I grew up as a Protestant Christian, so when I was first introduced to Scientology in my mid 20s, I tried to understand this exciting, fascinating, new (to me) philosophy through the lens of my own religious experience.
One of the first concepts I had to wrap my head around was what, exactly, L. Ron Hubbard meant to Scientologists and to the religion itself. I grew up worshiping Jesus and the Holy Trinity as a Christian. Was I supposed to worship L. Ron Hubbard? Or pledge some form of allegiance to him? I noticed people often thanked him when they were publicly sharing their successes in applying Scientology in their lives. Was that a requirement or something people just did—sort of a cultural practice?
My relationship to and appreciation of L. Ron Hubbard has constantly evolved in my more than 20 years of studying and applying Scientology in my life. I would never presume to speak for another Scientologist, and especially not for the group as a whole. But I can certainly speak from my experience.
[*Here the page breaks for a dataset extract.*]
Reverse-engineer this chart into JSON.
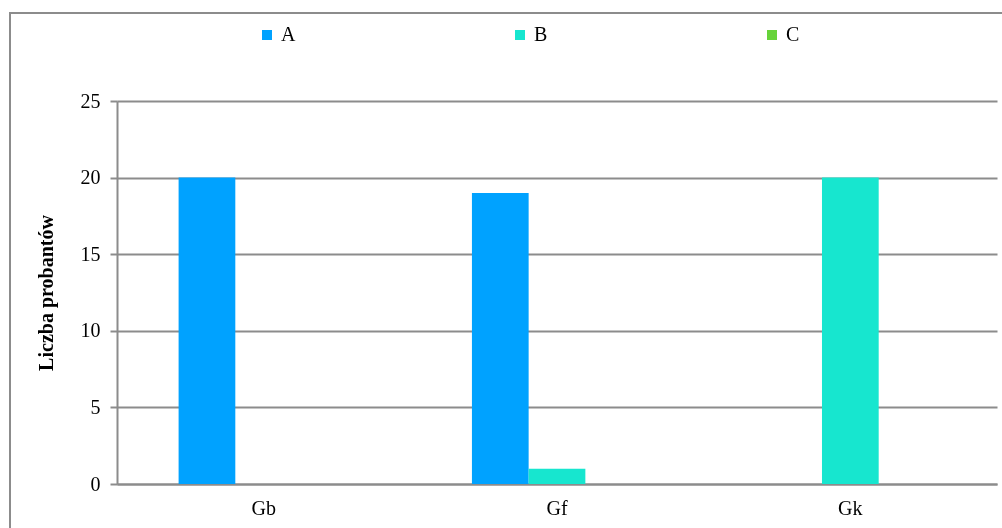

Having read thousands of pages of his writings, watched him on a few precious video recordings, and listened to thousands of his lectures, what I come to again and again is a feeling of profound gratitude. Mr. Hubbard himself would be the first to admit (and often reminded people) that he was simply a man. In fact, he lamented in one particularly memorable lecture, much to the amusement of the audience, that after the Scientology religion was founded, people stopped offering him a drink whenever he showed up at a dinner party.
Mr. Hubbard, above all else, was genuinely interested in other people—in their happiness and success and ability to know and understand and appreciate the beauty of life.
There’s an ingrained view we have culturally of what a religion or a religious founder or leader is supposed to be. But Scientology is unique in so many ways, and this is simply one of them. We are incredibly lucky that Scientology came about at a time when audio and video recordings were possible; imagine how different the world’s major religions might be if we had actual recordings of Jesus, Abraham, Muhammad, Gautama Buddha… Scientologists are extremely fortunate to have a chronological record of the founding, evolution and development of our religion. And that’s in no small part due to Mr. Hubbard’s foresight and diligence in ensuring his lectures were recorded, and his discoveries thoroughly codified in writing.
What I come away with every time I hear Mr. Hubbard’s voice or read his words is gratitude that he applied his intellect, his persistence, his curiosity and his extraordinary abilities to solving the riddles of existence—and then spent the remainder of his life ensuring the systems he developed would result in genuine spiritual enlightenment and improvement for anyone choosing to study and apply them.
Every March 13, we celebrate L. Ron Hubbard’s birthday. This includes international events attended by gatherings of thousands of parishioners and then shared via video to millions more around the world. These events include personal stories of people who knew and worked with Mr. Hubbard, and also stories from people who may have only met him once but were profoundly changed by that chance encounter.
What I take away from these events is that Mr. Hubbard, above all else, was genuinely interested in other people—in their happiness and success and ability to know and understand and appreciate the beauty of life. There are some people who are towering intellects, or captains of industry, or sports heroes. There are others who have hearts of gold and dedicate themselves to the betterment of their communities and the world. Mr. Hubbard was that rarest of combinations—an absolute titan of a man who had the intellect and experience to question every foregone conclusion about life and how best to live it, a profound kindness and empathy that made him endlessly curious to discover solutions to help his fellows succeed and do better, and the persistence to question and try and try again until those solutions became a philosophy that anyone in the world could successfully apply.
Over 100 years after his birth and nearly 40 years after his passing, I and so many others around the world are so much better because L. Ron Hubbard lived. Wherever he is now, I humbly wish him my absolute best and give my endless thanks for the truths he laid out so beautifully. My study of his philosophy has made every aspect of my life immeasurably better. So while there may be no such “requirement” in Scientology, Mr. Hubbard has certainly earned my infinite devotion, admiration, loyalty and respect.